There’s something magical in numbers. When we we do something in a quantity, massively, consistently, patterns emerge. We start see more clearly in a very different way – in ways of patterns. Chaos subsides, patterns emerge. And with that, life shows its yet another side of beauty and complexity.
This is what happens when we read on the same topic and are exposed to a voluminous material of facts, cause-and-effect and many other interconnected stipulations and facts.
This month, we’ve got so many powerful stories from the women who were diagnosed with breast cancer and had to make their decisions on how to continue with life. Besides, all of them had to run their companies and lead the people in business decision-making. A powerful pattern emerges throughout these stories. Here’s the one from Julie Barthels.
Breast Cancer October Relay
Illuminate. Encourage. Shine!
Campaña de Concientización Contra el Cáncer de Mama.
Alienta. Incentiva. Brilla!
My story begins on a sunny July day, when I leapt out of bed to go to a staff retreat and felt a sharp pain in my right breast. I ignored that pain for two weeks, but within a month I learned the devastating news that I had HER2 positive breast cancer.
From my original diagnosis, I would have a radical mastectomy and one year of weekly chemotherapy. This would be followed by daily oral doses of Tamoxifen that I continue to take to this day. I would have blood transfusions, opportunistic infections, and numerous scans. It was one of the darkest times in my life and yet, it brought me some of my life’s greatest gifts.
Focus On Other People
At the time of my diagnosis, I was the Clinical Director at a rape crisis center, and I had my own private therapy practice. Many people encouraged me to close my practice and resign as Clinical Director, so I could rest. But deep inside, I knew that was not a good fit for me.
After all, I had been training for a triathlon before my diagnosis. I had the heart and mind of an athlete.
I also knew that I needed to balance out my life by focusing on other people’s needs and not ruminating about the cancer.
Sitting home thinking I might be dying would have been a disaster. It is not because I feared death, but that I loved life. Someday, that idea would become a book. But that is down the road.
Join In the Conversation of Breast Cancer Awareness
— Celebrate Woman (@DiscoverSelf) October 28, 2017
Do Inside Work
Fifty-two weekly chemo treatments made it easy for me to name that time, “The Year of the Inside Work.” That theme became how I dealt with all the physical losses of that time and refocused my energy on who I was as a person. Who was I emotionally and spiritually? Who was I as a partner, mother, therapist, and friend? Who did I want to be? It gave my year of chemotherapy a purpose, a way for me to find meaning in it.
It also gave me a way to cope with the darkest days, when my body and emotions felt battered by treatment. Those days when I could not get out of bed, I had a little stack of audio books from the library and I pushed a button and listened to books about mindfulness, spirituality, and healing. I also had some relaxation CD’s so that the sounds could lull me to sleep.
Working during treatment taught me how to let go. There were days I needed help from others and that was painful for me to admit to anyone, much less myself. Maintaining a business during treatment means figuring out what you can and cannot do and being willing to communicate that to others. It also means being flexible with your assessment about your abilities.
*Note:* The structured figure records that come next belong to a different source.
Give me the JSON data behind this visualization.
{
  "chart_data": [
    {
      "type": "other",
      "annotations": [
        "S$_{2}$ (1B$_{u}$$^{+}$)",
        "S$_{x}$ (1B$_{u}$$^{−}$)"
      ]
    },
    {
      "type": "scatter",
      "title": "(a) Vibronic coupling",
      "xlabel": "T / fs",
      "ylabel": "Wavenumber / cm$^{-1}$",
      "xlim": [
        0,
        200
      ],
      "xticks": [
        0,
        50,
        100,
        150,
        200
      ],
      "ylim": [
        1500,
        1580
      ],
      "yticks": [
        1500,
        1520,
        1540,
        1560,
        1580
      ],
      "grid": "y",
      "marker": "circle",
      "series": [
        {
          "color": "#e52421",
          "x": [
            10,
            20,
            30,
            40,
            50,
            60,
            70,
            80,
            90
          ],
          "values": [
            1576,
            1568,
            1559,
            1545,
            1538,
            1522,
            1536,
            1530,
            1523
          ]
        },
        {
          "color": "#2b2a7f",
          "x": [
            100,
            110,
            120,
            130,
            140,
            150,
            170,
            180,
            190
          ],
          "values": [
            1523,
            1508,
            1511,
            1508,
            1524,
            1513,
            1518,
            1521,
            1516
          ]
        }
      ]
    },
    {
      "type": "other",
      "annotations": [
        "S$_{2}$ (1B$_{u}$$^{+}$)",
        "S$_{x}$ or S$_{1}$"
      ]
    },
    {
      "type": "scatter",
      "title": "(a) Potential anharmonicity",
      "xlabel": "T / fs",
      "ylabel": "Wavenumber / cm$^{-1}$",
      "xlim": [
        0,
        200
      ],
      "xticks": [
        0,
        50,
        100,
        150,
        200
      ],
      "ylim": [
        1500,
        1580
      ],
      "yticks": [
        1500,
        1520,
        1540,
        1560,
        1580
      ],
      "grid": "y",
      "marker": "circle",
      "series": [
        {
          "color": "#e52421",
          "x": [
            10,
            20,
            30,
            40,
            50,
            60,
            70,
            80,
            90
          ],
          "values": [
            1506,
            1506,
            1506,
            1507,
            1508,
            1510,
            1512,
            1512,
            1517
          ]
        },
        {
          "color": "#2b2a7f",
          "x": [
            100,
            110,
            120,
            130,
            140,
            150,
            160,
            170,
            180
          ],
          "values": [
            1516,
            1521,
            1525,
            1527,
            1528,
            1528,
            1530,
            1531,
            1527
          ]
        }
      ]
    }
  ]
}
If you have a tougher week, it is good to ask for help and during weeks you are feeling stronger, give yourself permission to “Carry On!” You will have fluctuations in your energy and pain levels. Listen to your body. It will tell you what you need.
It is essential to keep your sense of humor. Laughter is healing (except maybe when you have drainage tubes hanging out of your chest). It allows us to connect to other people and to know that life goes on, even after a cancer diagnosis.
One day I was driving to the office and was overcome with a strong hot flash. I took off my hat to cool down and clearly forgot to replace it. When I pulled into a gas station to fill up, a woman was so startled by my appearance that she walked right into a pump. Her expression still makes me chuckle.
Follow Your Life’s Path – Be Flexible
Know that your life may change, but that does not have to be the end. I have never completed my triathlon, and biking is limited to about five miles. But the entire five miles, I have a cheesy smile on my face. I’ve grieved for who I was as an athlete. But now, I spend my time writing.
My first book is titled, I’d Rather Love Life Than Hate Cancer. It started as a love letter to my daughters, but morphed into a book available at a number of major books sellers. I also have a blog, where I talk about what it means to live with cancer.
I am committed to helping other breast cancer patients and writing has become my avenue to doing that. This shift from athlete to author has its own unique blessings. Be open to those shifts in your life.
Reach Out To Others
Last, but far from least, it is important to know you are not alone. Reach out to people within your health system and the online cancer community. Communicating with other people who understand can be invaluable. I found a therapist who specializes in treating cancer patients, and her support got me through some very tough times.
Cancer is a part of my life for the rest of my life. But it is not me. I’m still Julie. I still do therapy. I still garden. I still strive to make a difference in this world. I still love life.